Belli Başlı Ekonomik Bölgeler
Ekonomik faaliyetler Ranstad olarak bilinen, en büyük dört şehir olan Amsterdam, Rotterdam, Lahey ve Utrecht’ten oluşan alanda yoğunlaşmıştır. Ücretli çalışanların % 50’si Ranstad Bölgesinde bulunan üç batı eyaleti olan Kuzey Hollanda (Noord-Holland), Güney Hollanda (Zuid—Holland) ve ülkenin en zengin bölgesi olan Utrecht’te istihdam edilmektedir.
Hollanda yüzölçümü itibarıyla küçük bir ülke olmasına rağmen ülkenin ekonomik bölgelerinde üretim sektörlerine göre, bölgelerin tarihsel ve coğrafi özelliklerine dayalı bir çeşitlilik vardır. Dağıtım ve depolamaya bağlı birçok aktivite, Rotterdam Rijnmond bölgesi, Zeeland, ya da Amsterdam yakınındaki Kuzey Denizi kanalı gibi belli başlı suyolları ve deniz-nehir bağlantı noktalarının bulunduğu yerlere yakın yoğunlaşmıştır. Amsterdam Schiphol Havaalanı sağladığı dinamik altyapı ile birçok firmaya cazip gelmektedir.

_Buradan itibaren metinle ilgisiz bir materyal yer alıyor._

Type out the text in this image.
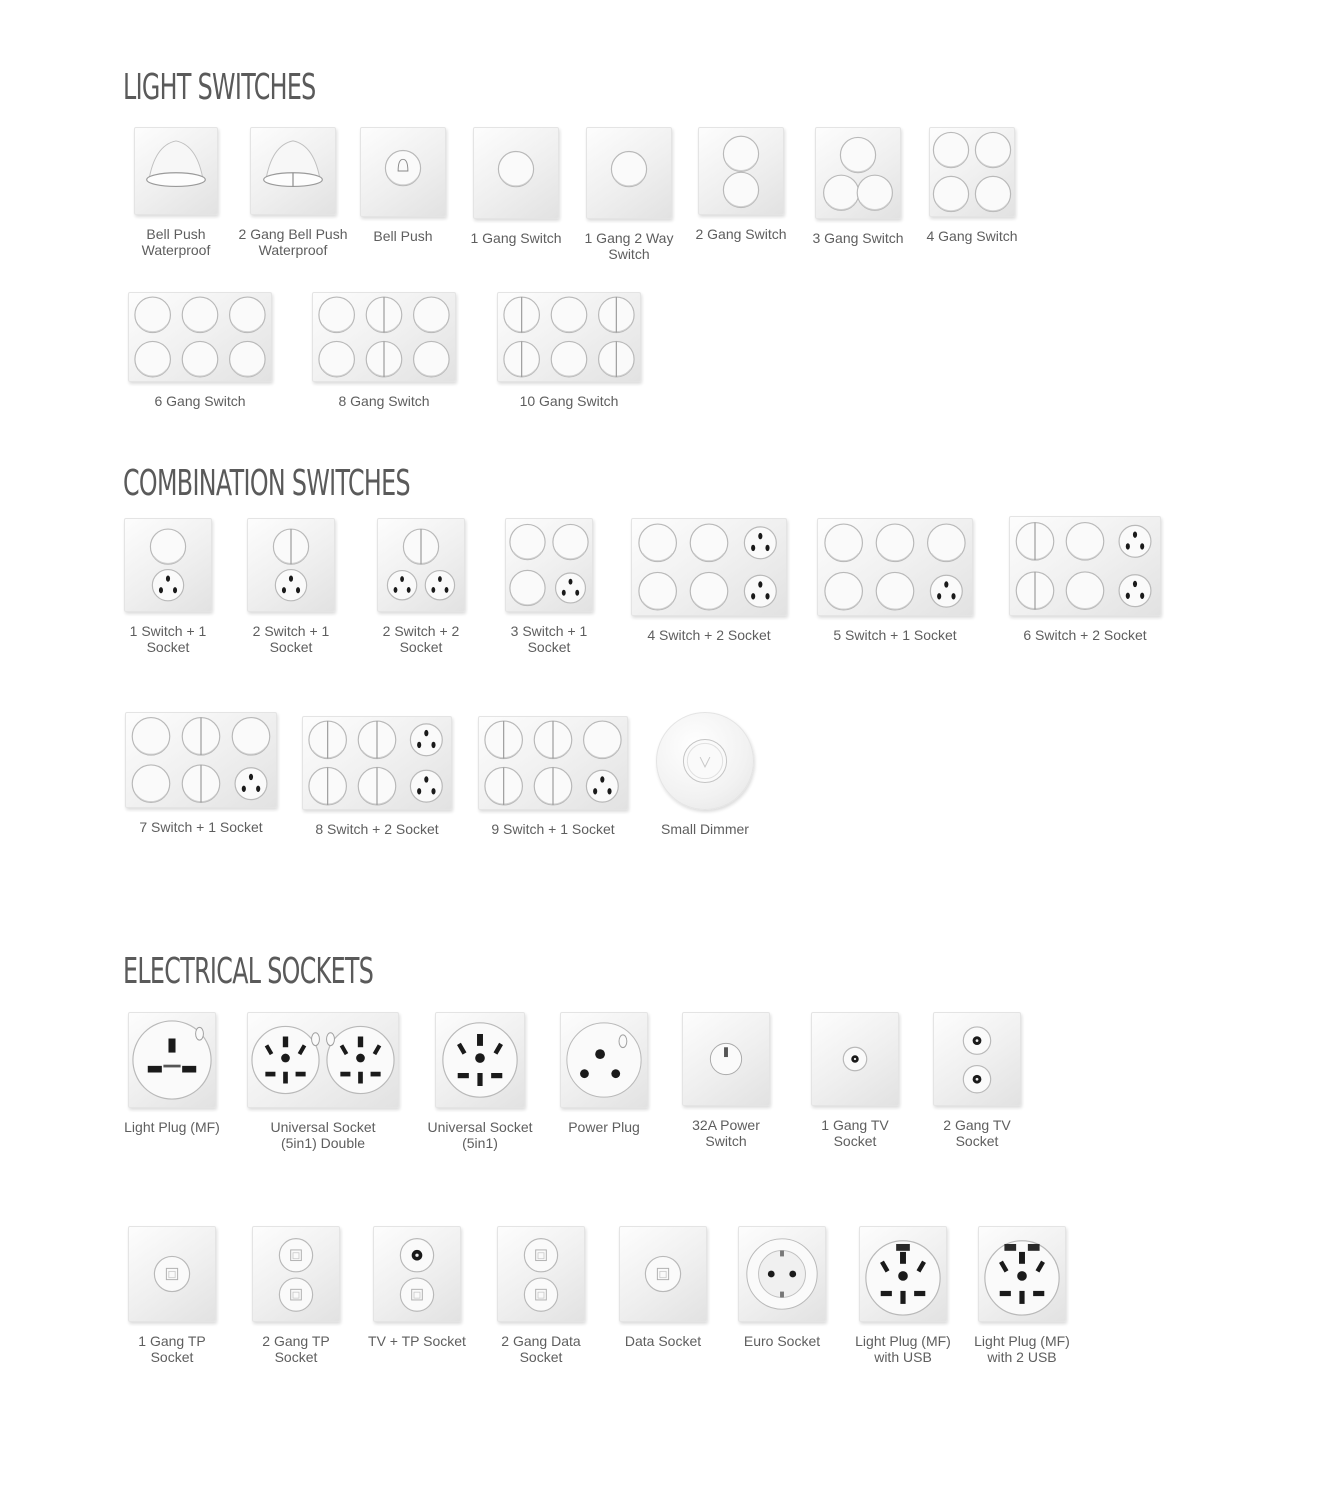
LIGHT SWITCHES
COMBINATION SWITCHES
ELECTRICAL SOCKETS
Bell Push
Waterproof
2 Gang Bell Push
Waterproof
Bell Push	1 Gang Switch	1 Gang 2 Way
Switch
2 Gang Switch	3 Gang Switch	4 Gang Switch
6 Gang Switch	8 Gang Switch	10 Gang Switch
1 Switch + 1
Socket
2 Switch + 1
Socket
2 Switch + 2
Socket
3 Switch + 1
Socket
4 Switch + 2 Socket	5 Switch + 1 Socket	6 Switch + 2 Socket
7 Switch + 1 Socket	8 Switch + 2 Socket	9 Switch + 1 Socket	Small Dimmer
Light Plug (MF)	Universal Socket
(5in1) Double
Universal Socket
(5in1)
Power Plug	32A Power
Switch
1 Gang TV
Socket
2 Gang TV
Socket
1 Gang TP
Socket
2 Gang TP
Socket
TV + TP Socket	2 Gang Data
Socket
Data Socket	Euro Socket	Light Plug (MF)
with USB
Light Plug (MF)
with 2 USB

Geleneksel olarak tarımsal bir yapı gösteren ülkenin kuzeyi, aynı zamanda büyük ya da çok sayıda küçük işyerinin toplandığı bir bölgedir. Utrecht ülkenin merkezinde bulunmaktadır ve iş hizmetleri sektöründe önemli bir yere sahiptir. Birçok Hollandalı ve yabancı IT firmasının merkezi bu bölgede yoğunlaşmıştır.
Ülkenin doğusunda ekin ve canlı hayvan yetiştiriciliği başta olmak üzere, çiftçilik sektörü ve et işleme sanayi faaliyet göstermektedir. Kimya sanayindeki Akzo Nobel gibi diğer sanayi kolları da bu bölgededir. Elektronik sektöründe lider isim Philips’in de bulunduğu Noord Brabant bölgesi de önemli bir sanayi merkezidir. DAF traktörlerinin de üretildiği bu bölge, aynı zamanda nakil araçlarının üretim yeridir.

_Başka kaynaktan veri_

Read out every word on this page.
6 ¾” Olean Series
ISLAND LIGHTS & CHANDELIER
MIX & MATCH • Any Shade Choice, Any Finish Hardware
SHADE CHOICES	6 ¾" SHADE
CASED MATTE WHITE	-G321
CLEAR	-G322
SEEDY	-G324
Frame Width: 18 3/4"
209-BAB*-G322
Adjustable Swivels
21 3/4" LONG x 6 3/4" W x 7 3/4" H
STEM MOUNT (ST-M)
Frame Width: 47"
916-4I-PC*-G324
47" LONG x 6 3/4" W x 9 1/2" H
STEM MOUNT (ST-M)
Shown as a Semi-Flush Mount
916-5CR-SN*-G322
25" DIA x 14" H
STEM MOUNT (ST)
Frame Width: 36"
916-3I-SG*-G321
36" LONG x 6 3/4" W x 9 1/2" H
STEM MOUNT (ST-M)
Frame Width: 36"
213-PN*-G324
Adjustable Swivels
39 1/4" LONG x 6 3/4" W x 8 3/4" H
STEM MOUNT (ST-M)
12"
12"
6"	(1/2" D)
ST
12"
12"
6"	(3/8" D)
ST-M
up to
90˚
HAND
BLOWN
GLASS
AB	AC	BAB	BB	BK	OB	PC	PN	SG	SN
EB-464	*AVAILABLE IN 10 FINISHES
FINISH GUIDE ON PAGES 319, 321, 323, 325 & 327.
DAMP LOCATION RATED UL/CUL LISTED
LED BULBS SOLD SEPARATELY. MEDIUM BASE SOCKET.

Güneyde Limburg bölgesi, Avrupa nakliye yollarının kesişim yeridir. Almanya’nın Rhine/Ruhr bölgesi ve Merkezi Avrupa’ya geçecek bütün kara ve demiryolları Limburg’dan geçmektedir. Nehirler üzerindeki taşımacılık, Meuse nehri ve Juliana kanalı üzerinden belli başlı Avrupa su yollarına geçişi sağlamaktadır. Limburg bölgesinin ekonomik altyapısının temel dayanaklarından biri de Maastricht-Aachen Havaalanı olup, buradan sağlanan yolcu ve mal taşıma ve charter uçuşları, Avrupa’ya yapılan dağıtımın büyük bir bölümünü oluşturmaktadır. Kimyasallar üretimi konusunda bir joint venture olan DSM-Mitsubishi ve Volvo otomobilleri üreten Nedcar şirketi bu bölgede faaliyet göstermektedir.
Doğuda yer alan Overijssel bölgesi, özellikle tekstil endüstrisi nedeniyle Hollanda’nın en gelişmiş sanayi bölgesidir. Ayrıca metal, kimya, kauçuk ve et işleme sanayileri ile tarım sektörü de bu bölgede bulunan önemli sektörlerdendir. Twente Teknik Üniversitesinin burada kurulmuş olması da bölgenin araştırma ve teknik altyapı bakımından oynadığı önemli rolün bir göstergesidir.